Sringeri Temple

 


Introduction-

Sri Sringagiri Maṭha is one amongst the four cardinal pithams following the Dasanami Sampradaya - the peetham or matha is said to have been established by acharya Sri Adi Shankaracharya (Adi Shankara, also called Adi Shankaracharya was an 8th-century Indian Vedic scholar and teacher. His works are a beautiful blend of the shastras, with liberating knowledge of the self at its core, synthesizing the Advaita Vedanta teachings of his time. His hagiographies(writings on the lives of saints) portray him as founding four mathas (monasteries).One of his matha Sringeri matha started to receive patronage from the kings of the Vijayanagara Empire after his death) to preserve and propagate Sanatana Dharma and Advaita Vedanta, the doctrine of non-dualism. Located in Sringeri in Chikmagalur district in Karnataka, India, it is the southernmost among all the four pithams.


Structure-


The Sringeri matha includes two major temples. One is dedicated to Shiva and is called the Vidya Shankara temple, the other to Saraswati and is called the Sharada Amba temple.

The Shiva temple has an unusual appearance as it is a fusion of pre-Vijayanagara Hindu temple architecture traditions with Hoysalas and Vijayanagara styles. The temple is set at a high plinth like the Hoysalas temple, with the basement made of beautiful stone art work of animals and railings supported by short columns, going round side the steps. The temple can be entered from four directions, inside the temple is a greatly sized complex made of carved pillars, several antechambers with artwork, a sanctum with linga and a circumambulation passageway around it, this passageway further opens to smaller shrines dedicated to Hindu gods and goddesses from various Hindu traditions.

Vidyashankara Temple in Sringeri has 12 pillars on which Solar Signs are made. Every morning when Sun rays enter, they hit one specific pillar indicating the month of the year. Vidyashankara Temple in Sringeri has 12 pillars on which Solar Signs are made. They are constructed in such an ingenious way that the rays of the sun fall on each pillar in the chronological order of the twelve months of the Hindu calendar. Each column is topped by a Yali with a rolling stone ball in its mouth. To my amaze how can they be so specific about the rashi’s, about the graha’s and the numerical calculations is a big question for today’s educational system.


The sun pillars

Saraswati, the goddess of knowledge and arts in the Hindu tradition, is the presiding deity of the monastery. The monastery tradition states that Adi Shankara installed a sandalwood image of Saraswati as Saradamba in a simple shrine, one that was replaced with its current copy in gold during the Vijayanagara era. The temple has a main hall with images of saptamatrikas (seven mothers) sculpted. The goddess sits in a golden chariot. Along with Saraswati, the temple has small shrines for Ganesha and for Bhuvaneshvari.

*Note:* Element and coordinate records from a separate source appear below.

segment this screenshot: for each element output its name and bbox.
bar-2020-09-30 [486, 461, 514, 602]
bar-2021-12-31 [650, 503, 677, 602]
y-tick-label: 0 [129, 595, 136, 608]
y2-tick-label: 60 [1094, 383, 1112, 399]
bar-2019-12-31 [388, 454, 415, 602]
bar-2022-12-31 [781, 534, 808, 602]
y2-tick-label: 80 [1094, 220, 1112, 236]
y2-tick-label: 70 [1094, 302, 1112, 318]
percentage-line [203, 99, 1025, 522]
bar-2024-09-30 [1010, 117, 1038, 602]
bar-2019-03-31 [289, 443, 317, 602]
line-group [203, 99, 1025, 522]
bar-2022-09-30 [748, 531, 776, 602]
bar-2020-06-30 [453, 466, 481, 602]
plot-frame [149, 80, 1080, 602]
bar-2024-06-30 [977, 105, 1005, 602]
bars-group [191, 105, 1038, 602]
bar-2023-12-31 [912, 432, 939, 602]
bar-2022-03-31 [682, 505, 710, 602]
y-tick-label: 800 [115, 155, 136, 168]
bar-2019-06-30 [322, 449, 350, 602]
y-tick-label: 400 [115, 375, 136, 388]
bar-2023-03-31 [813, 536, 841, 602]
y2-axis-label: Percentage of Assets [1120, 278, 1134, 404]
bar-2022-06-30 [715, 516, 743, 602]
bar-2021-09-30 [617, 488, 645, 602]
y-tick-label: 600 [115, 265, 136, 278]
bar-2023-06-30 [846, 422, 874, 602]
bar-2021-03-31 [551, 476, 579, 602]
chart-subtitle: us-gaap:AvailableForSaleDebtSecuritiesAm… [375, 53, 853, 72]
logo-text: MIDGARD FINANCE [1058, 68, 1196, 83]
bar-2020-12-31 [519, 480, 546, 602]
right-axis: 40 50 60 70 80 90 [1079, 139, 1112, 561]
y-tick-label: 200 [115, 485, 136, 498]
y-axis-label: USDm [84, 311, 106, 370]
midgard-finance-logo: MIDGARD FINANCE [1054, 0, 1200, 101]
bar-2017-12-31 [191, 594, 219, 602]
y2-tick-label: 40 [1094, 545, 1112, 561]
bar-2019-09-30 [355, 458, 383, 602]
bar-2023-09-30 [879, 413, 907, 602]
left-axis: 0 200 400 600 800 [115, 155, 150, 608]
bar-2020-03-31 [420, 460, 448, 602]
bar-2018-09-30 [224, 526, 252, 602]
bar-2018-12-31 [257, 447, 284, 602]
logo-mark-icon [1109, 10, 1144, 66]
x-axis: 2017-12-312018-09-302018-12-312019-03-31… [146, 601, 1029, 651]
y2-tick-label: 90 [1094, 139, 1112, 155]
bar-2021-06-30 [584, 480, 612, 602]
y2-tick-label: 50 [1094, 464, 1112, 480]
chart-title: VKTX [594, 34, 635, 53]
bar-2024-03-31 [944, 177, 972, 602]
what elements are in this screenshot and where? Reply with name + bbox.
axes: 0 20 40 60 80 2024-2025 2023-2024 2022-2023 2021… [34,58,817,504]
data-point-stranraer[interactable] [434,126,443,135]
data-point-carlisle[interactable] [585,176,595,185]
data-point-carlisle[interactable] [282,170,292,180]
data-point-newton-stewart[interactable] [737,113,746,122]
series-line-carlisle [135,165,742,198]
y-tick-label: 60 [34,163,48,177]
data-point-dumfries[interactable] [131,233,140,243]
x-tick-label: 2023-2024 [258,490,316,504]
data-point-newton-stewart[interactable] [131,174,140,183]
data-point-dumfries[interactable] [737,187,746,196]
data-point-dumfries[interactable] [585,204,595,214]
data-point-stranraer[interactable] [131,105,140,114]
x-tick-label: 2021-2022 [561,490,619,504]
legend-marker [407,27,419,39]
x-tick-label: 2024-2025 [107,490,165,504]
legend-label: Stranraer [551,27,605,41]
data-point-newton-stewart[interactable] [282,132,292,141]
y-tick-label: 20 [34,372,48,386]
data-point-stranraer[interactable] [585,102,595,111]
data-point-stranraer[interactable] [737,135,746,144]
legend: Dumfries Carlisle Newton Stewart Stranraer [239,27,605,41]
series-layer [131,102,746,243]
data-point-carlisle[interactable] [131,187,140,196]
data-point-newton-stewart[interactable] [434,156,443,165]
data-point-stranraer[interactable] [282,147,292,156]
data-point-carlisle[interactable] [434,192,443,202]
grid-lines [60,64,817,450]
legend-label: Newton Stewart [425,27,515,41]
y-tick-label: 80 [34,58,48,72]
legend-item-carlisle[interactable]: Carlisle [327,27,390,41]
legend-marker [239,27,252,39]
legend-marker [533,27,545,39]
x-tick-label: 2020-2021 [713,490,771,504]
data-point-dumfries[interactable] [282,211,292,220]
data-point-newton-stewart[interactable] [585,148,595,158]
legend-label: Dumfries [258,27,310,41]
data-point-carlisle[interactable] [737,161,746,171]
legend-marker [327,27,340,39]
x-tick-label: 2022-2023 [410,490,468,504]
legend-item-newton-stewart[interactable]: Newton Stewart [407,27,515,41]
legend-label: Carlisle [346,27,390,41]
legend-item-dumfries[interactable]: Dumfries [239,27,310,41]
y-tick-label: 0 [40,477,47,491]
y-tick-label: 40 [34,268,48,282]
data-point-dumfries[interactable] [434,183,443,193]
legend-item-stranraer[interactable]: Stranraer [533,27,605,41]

The Saradambda temple and nearby structures additionally house a library, a Vedic school, a shrine for Adi Shankara, and other facilities of the monastery. The temple also gives the site its name, with "Sarada peetha" meaning "seat of learning".

 

“Just as in this body, the embodied one passes through boyhood, youth, and old age, so does one pass into another body. With reference to this (birth, aging and death), the wise man is not disturbed.”